Susan Stroman [who won a Best Directing Tony for the musical adaptation of The Producers] is going to stage it, and she’s a genius. She’s going to stage it, and she’s going to lend Susan Stroman’s magic to it. And when she did The Scottsboro Boys, she hired a genius guy who does crazy sets, all kinds of imaginative sets. His name is Beowulf Boritt — you can imagine how crazy he is! And he said, “You know, you have that scene where Marty Feldman (who plays Igor) says, ‘No, I can’t throw the third switch, it’s too dangerous! I can’t, I can’t, it’s too dangerous!’ And Gene says, ‘Throw it, damn your eyes, throw it!’” After this scene’s big fight, when Marty Feldman/Igor finally throws the switch, Boritt says, “I’m going to blow up the theater! Not just what’s on stage, but I’m going to rig the edges of the balcony, the ceiling. I’m going to scare the s**t out of that audience, because they’ll know the third switch was a little too dangerous.” He said it’ll really be a theatrical moment.

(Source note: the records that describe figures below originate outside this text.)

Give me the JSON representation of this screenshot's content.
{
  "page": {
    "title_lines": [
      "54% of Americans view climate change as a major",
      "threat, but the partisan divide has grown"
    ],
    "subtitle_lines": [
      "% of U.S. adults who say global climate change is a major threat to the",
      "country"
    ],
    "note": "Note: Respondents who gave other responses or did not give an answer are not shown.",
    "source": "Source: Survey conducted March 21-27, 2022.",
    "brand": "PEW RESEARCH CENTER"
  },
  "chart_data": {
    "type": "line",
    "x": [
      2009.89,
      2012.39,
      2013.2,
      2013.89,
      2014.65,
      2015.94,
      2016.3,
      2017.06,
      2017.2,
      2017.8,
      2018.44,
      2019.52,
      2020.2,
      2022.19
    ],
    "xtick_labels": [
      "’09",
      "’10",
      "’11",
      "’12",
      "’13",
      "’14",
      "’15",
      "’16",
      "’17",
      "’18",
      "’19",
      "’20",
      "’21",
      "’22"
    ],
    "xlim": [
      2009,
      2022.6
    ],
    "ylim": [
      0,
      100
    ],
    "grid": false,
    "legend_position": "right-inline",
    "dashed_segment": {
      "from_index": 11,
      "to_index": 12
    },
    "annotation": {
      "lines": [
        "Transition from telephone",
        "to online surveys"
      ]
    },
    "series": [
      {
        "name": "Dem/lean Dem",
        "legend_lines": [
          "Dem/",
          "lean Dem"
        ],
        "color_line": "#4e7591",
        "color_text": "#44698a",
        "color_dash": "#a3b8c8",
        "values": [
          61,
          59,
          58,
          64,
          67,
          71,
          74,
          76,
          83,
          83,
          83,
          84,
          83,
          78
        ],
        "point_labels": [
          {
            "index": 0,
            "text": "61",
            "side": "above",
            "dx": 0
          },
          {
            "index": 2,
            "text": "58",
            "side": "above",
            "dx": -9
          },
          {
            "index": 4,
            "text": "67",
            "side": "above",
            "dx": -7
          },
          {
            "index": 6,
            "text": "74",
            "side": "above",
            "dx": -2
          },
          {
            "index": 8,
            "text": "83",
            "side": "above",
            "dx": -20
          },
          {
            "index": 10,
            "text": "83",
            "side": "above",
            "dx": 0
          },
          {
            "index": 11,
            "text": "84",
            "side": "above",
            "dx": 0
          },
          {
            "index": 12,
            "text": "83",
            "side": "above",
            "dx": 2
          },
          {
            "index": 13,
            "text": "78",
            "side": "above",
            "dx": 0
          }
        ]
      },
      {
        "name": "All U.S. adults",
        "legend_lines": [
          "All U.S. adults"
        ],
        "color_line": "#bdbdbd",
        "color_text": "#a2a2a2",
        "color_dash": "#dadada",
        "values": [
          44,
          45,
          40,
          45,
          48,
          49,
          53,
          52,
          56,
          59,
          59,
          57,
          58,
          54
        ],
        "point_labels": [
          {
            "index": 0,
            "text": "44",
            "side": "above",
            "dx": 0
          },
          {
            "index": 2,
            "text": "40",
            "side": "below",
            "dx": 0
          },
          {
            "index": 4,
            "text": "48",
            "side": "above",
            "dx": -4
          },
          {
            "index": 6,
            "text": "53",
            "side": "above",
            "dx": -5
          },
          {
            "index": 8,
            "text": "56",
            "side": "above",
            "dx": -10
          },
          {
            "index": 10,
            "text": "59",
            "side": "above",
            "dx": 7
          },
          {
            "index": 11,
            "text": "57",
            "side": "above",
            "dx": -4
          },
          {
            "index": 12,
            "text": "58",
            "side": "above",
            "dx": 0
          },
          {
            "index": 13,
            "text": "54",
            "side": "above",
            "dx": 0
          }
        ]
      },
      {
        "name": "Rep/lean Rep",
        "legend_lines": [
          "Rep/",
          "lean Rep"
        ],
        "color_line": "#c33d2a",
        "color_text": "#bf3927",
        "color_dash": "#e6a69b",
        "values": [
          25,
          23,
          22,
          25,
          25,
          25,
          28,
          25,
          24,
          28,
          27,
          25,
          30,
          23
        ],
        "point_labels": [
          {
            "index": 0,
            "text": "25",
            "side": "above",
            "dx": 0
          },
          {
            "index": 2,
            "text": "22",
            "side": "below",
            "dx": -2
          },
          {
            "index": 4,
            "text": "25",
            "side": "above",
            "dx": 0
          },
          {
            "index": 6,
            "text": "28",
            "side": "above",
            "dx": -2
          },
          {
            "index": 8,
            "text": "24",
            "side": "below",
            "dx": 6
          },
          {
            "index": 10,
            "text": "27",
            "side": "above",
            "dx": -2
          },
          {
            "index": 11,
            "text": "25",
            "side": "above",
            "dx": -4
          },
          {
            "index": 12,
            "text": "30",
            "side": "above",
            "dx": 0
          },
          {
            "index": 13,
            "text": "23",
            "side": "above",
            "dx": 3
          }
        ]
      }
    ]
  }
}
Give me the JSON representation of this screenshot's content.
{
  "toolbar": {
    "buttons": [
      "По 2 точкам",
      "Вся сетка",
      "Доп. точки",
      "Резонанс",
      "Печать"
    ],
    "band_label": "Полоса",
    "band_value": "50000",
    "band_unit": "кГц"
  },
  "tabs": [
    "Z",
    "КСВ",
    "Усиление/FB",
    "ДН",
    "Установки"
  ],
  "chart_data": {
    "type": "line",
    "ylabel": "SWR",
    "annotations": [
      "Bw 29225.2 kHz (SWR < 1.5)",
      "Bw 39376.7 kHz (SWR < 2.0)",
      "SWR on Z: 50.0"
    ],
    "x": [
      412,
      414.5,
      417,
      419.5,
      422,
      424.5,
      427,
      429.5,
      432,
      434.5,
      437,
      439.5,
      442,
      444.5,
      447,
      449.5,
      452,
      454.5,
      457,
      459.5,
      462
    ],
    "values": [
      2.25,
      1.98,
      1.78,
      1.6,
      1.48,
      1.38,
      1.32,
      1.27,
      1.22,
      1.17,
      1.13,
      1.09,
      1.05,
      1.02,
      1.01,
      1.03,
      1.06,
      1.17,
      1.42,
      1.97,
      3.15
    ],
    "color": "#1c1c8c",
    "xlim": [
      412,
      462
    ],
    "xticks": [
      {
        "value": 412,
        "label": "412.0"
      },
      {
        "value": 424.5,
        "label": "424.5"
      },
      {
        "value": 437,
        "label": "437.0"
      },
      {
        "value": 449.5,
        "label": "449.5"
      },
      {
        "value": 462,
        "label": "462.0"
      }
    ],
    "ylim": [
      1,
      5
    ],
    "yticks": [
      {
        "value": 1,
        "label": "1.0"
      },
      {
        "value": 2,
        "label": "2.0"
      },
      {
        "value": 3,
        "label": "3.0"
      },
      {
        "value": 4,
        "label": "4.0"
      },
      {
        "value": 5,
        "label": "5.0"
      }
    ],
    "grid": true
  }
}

That should keep audiences on their toes.

It might kill a few people, but it’s worth it! We’ll put it on the ticket: “Be seated at your own risk.” Until the third switch is thrown, they won’t know what the hell that’s about, but when that theater rocks, it’s going to be an event.

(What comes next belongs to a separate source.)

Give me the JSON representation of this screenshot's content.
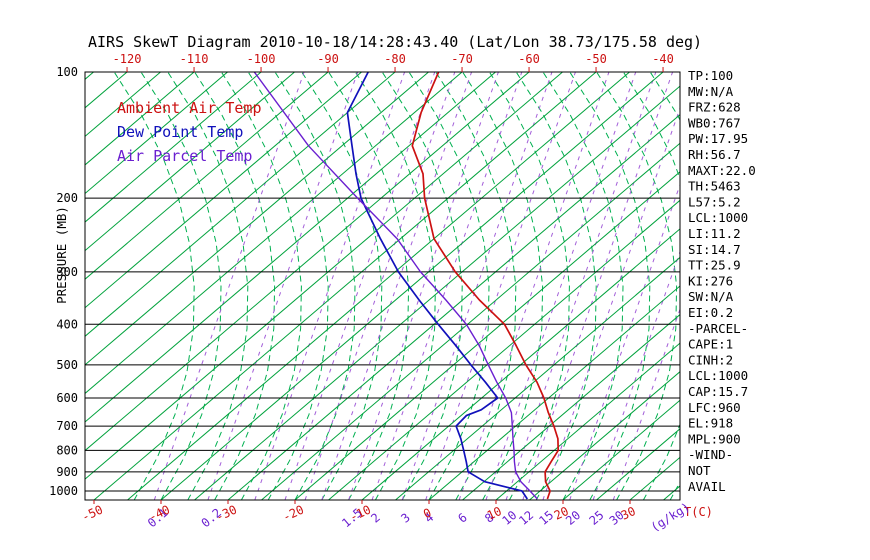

So we’re going to be doing that — but first, the big thing is that people will be able to see my best film ever in 500 theaters on Oct 5. God bless Fathom for feeling it’s a great film. They want to do it, and I’m quite appreciative of their generosity and goodness in showing it in 500 theaters — because I LOVE it on a big screen! And I hate it on television. And you know how I hate it the most? I hate it the most when I see a young kid playing Young Frankenstein on his telephone. I swear to God, it’s like 2 inches! Dorothy Jenkins, who was a genius (God bless her) — she made the greatest costumes ever in Young Frankenstein. And you can’t see anything [on a phone].

Put it in there — Mel Brooks begs you: Please don’t play Young Frankenstein on your telephone.

I understand your frustration, since my kids like to watch things on their phones, and iPads…

I know, iPads and cell phones — it’s bizarre, it’s really bizarre. How can you see a movie that was intended for a 40-foot screen… Movies have always been larger than life, and now, suddenly, technology has made them smaller than life. It’s just insulting and shocking to me, that a lot of my movies are played on iPads and computers.

Are you surprised by how popular your films like Young Frankenstein continue to be, even with younger audiences?

I don’t get it! They should have been gone with the wind, they should have just gone away. But I don’t know — the kids seem to like my sense of humor. And they still buy Young Frankenstein.

Seeing a movie like Young Frankenstein with an audience is also a big part of the experience.

Exactly. An audience of 1,000 people, laughing. I was at Radio City Music Hall last Thursday with Blazing Saddles. Roughly 6,000 people, all laughing together. There are some lines… Like when Slim Pickens rides up to the toll booth in the middle of the desert, and they can easily ride around it, there’s 1,000 square miles of nothing on either side, and he says, “Somebody’s gotta go back and get a s**tload of dimes,” that’s 6,000 people exploding in a laugh! It can blow you right off the stage! It’s amazing. And I love it.

It doesn’t have to be 6,000 people. But if I can have 500 to 600 people together watching one of my comedies, then I’m a happy camper. It’s a communal experience. Movie comedies are meant for a bunch of people to laugh together.